Now, coming to the point where it is mentioned that, sticking to my point of view, will result in loss of Job opportunities with 'many, many organizations'. With all due respect, I would ask, when one knows the goal to be reached, does fear of losing few job opportunities really matter ?
Within the very limited goals of paralysing itsy bitsy pieces of an otherwise serial program then I agree with the author. But surely this is a very limited goal. A program that truly exploits multicore has to be designed as such; it has a different structure. The analysis has to be different; the designer has to think parallel from the very start. As to quoting Hoare and Knoth they were talking about something quite different. It is also true that the blind adherence to a form of words should remain within the domain of Religion.
This article has some interesting views. Here are a couple of thoughts that the article brought to mind.
First making code better at any point in development is good. DOCUMENTING code at any point is critical, so if changes are made without documentation, one can expect programmers who follow later will have issues. My experience tells me that even initial code needs to be documented if you want people to understand it later.

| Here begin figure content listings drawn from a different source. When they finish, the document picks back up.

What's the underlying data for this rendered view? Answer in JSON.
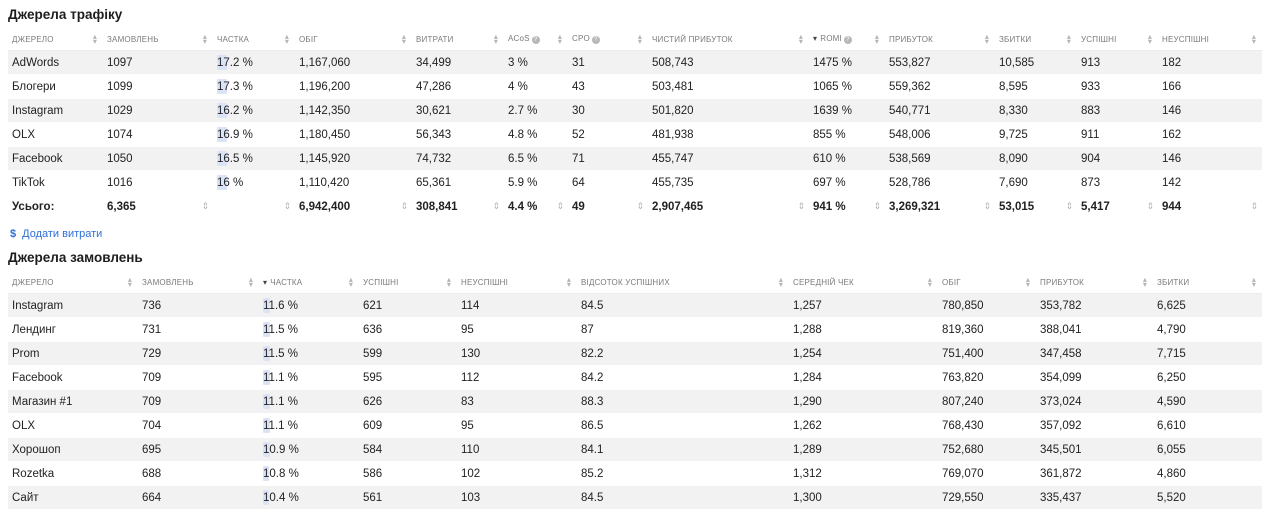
{
  "traffic": {
    "title": "Джерела трафіку",
    "columns": [
      "Джерело",
      "Замовлень",
      "Частка",
      "Обіг",
      "Витрати",
      "ACoS",
      "CPO",
      "Чистий прибуток",
      "ROMI",
      "Прибуток",
      "Збитки",
      "Успішні",
      "Неуспішні"
    ],
    "rows": [
      {
        "source": "AdWords",
        "orders": "1097",
        "share": "17.2 %",
        "share_pct": 17.2,
        "turnover": "1,167,060",
        "costs": "34,499",
        "acos": "3 %",
        "cpo": "31",
        "net": "508,743",
        "romi": "1475 %",
        "profit": "553,827",
        "loss": "10,585",
        "ok": "913",
        "fail": "182"
      },
      {
        "source": "Блогери",
        "orders": "1099",
        "share": "17.3 %",
        "share_pct": 17.3,
        "turnover": "1,196,200",
        "costs": "47,286",
        "acos": "4 %",
        "cpo": "43",
        "net": "503,481",
        "romi": "1065 %",
        "profit": "559,362",
        "loss": "8,595",
        "ok": "933",
        "fail": "166"
      },
      {
        "source": "Instagram",
        "orders": "1029",
        "share": "16.2 %",
        "share_pct": 16.2,
        "turnover": "1,142,350",
        "costs": "30,621",
        "acos": "2.7 %",
        "cpo": "30",
        "net": "501,820",
        "romi": "1639 %",
        "profit": "540,771",
        "loss": "8,330",
        "ok": "883",
        "fail": "146"
      },
      {
        "source": "OLX",
        "orders": "1074",
        "share": "16.9 %",
        "share_pct": 16.9,
        "turnover": "1,180,450",
        "costs": "56,343",
        "acos": "4.8 %",
        "cpo": "52",
        "net": "481,938",
        "romi": "855 %",
        "profit": "548,006",
        "loss": "9,725",
        "ok": "911",
        "fail": "162"
      },
      {
        "source": "Facebook",
        "orders": "1050",
        "share": "16.5 %",
        "share_pct": 16.5,
        "turnover": "1,145,920",
        "costs": "74,732",
        "acos": "6.5 %",
        "cpo": "71",
        "net": "455,747",
        "romi": "610 %",
        "profit": "538,569",
        "loss": "8,090",
        "ok": "904",
        "fail": "146"
      },
      {
        "source": "TikTok",
        "orders": "1016",
        "share": "16 %",
        "share_pct": 16,
        "turnover": "1,110,420",
        "costs": "65,361",
        "acos": "5.9 %",
        "cpo": "64",
        "net": "455,735",
        "romi": "697 %",
        "profit": "528,786",
        "loss": "7,690",
        "ok": "873",
        "fail": "142"
      }
    ],
    "total": {
      "label": "Усього:",
      "orders": "6,365",
      "turnover": "6,942,400",
      "costs": "308,841",
      "acos": "4.4 %",
      "cpo": "49",
      "net": "2,907,465",
      "romi": "941 %",
      "profit": "3,269,321",
      "loss": "53,015",
      "ok": "5,417",
      "fail": "944"
    },
    "add_costs_label": "Додати витрати"
  },
  "orders": {
    "title": "Джерела замовлень",
    "columns": [
      "Джерело",
      "Замовлень",
      "Частка",
      "Успішні",
      "Неуспішні",
      "Відсоток успішних",
      "Середній чек",
      "Обіг",
      "Прибуток",
      "Збитки"
    ],
    "rows": [
      {
        "source": "Instagram",
        "orders": "736",
        "share": "11.6 %",
        "share_pct": 11.6,
        "ok": "621",
        "fail": "114",
        "pct": "84.5",
        "avg": "1,257",
        "turnover": "780,850",
        "profit": "353,782",
        "loss": "6,625"
      },
      {
        "source": "Лендинг",
        "orders": "731",
        "share": "11.5 %",
        "share_pct": 11.5,
        "ok": "636",
        "fail": "95",
        "pct": "87",
        "avg": "1,288",
        "turnover": "819,360",
        "profit": "388,041",
        "loss": "4,790"
      },
      {
        "source": "Prom",
        "orders": "729",
        "share": "11.5 %",
        "share_pct": 11.5,
        "ok": "599",
        "fail": "130",
        "pct": "82.2",
        "avg": "1,254",
        "turnover": "751,400",
        "profit": "347,458",
        "loss": "7,715"
      },
      {
        "source": "Facebook",
        "orders": "709",
        "share": "11.1 %",
        "share_pct": 11.1,
        "ok": "595",
        "fail": "112",
        "pct": "84.2",
        "avg": "1,284",
        "turnover": "763,820",
        "profit": "354,099",
        "loss": "6,250"
      },
      {
        "source": "Магазин #1",
        "orders": "709",
        "share": "11.1 %",
        "share_pct": 11.1,
        "ok": "626",
        "fail": "83",
        "pct": "88.3",
        "avg": "1,290",
        "turnover": "807,240",
        "profit": "373,024",
        "loss": "4,590"
      },
      {
        "source": "OLX",
        "orders": "704",
        "share": "11.1 %",
        "share_pct": 11.1,
        "ok": "609",
        "fail": "95",
        "pct": "86.5",
        "avg": "1,262",
        "turnover": "768,430",
        "profit": "357,092",
        "loss": "6,610"
      },
      {
        "source": "Хорошоп",
        "orders": "695",
        "share": "10.9 %",
        "share_pct": 10.9,
        "ok": "584",
        "fail": "110",
        "pct": "84.1",
        "avg": "1,289",
        "turnover": "752,680",
        "profit": "345,501",
        "loss": "6,055"
      },
      {
        "source": "Rozetka",
        "orders": "688",
        "share": "10.8 %",
        "share_pct": 10.8,
        "ok": "586",
        "fail": "102",
        "pct": "85.2",
        "avg": "1,312",
        "turnover": "769,070",
        "profit": "361,872",
        "loss": "4,860"
      },
      {
        "source": "Сайт",
        "orders": "664",
        "share": "10.4 %",
        "share_pct": 10.4,
        "ok": "561",
        "fail": "103",
        "pct": "84.5",
        "avg": "1,300",
        "turnover": "729,550",
        "profit": "335,437",
        "loss": "5,520"
      }
    ]
  },
  "colors": {
    "accent": "#2e6fd8",
    "share_bar": "#dbe4f7",
    "stripe": "#f2f2f3",
    "header_text": "#7a7a7a"
  },
  "icons": {
    "sort": "sort-updown-icon",
    "sort_active": "sort-desc-icon",
    "help": "help-circle-icon",
    "dollar": "dollar-icon"
  }
}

Parallel processing is useful only when a number of separate variables can be solved at the same time, such as diverse data searches on different servers. Otherwise in my experience the current processors are so fast it is not relevant or wise to split the tasks.
One rule of the thumb for us is the more code the more chance for error. So parallel processing should be a last resort to solving a problem.
The point in the article to write the code and debug without the parallel processing is excellent. The next step is to see if users even notice a speed bump. If the users notice the bump, then work on changing the code to enhance performance otherwise you just saved yourself a lot of work and trouble.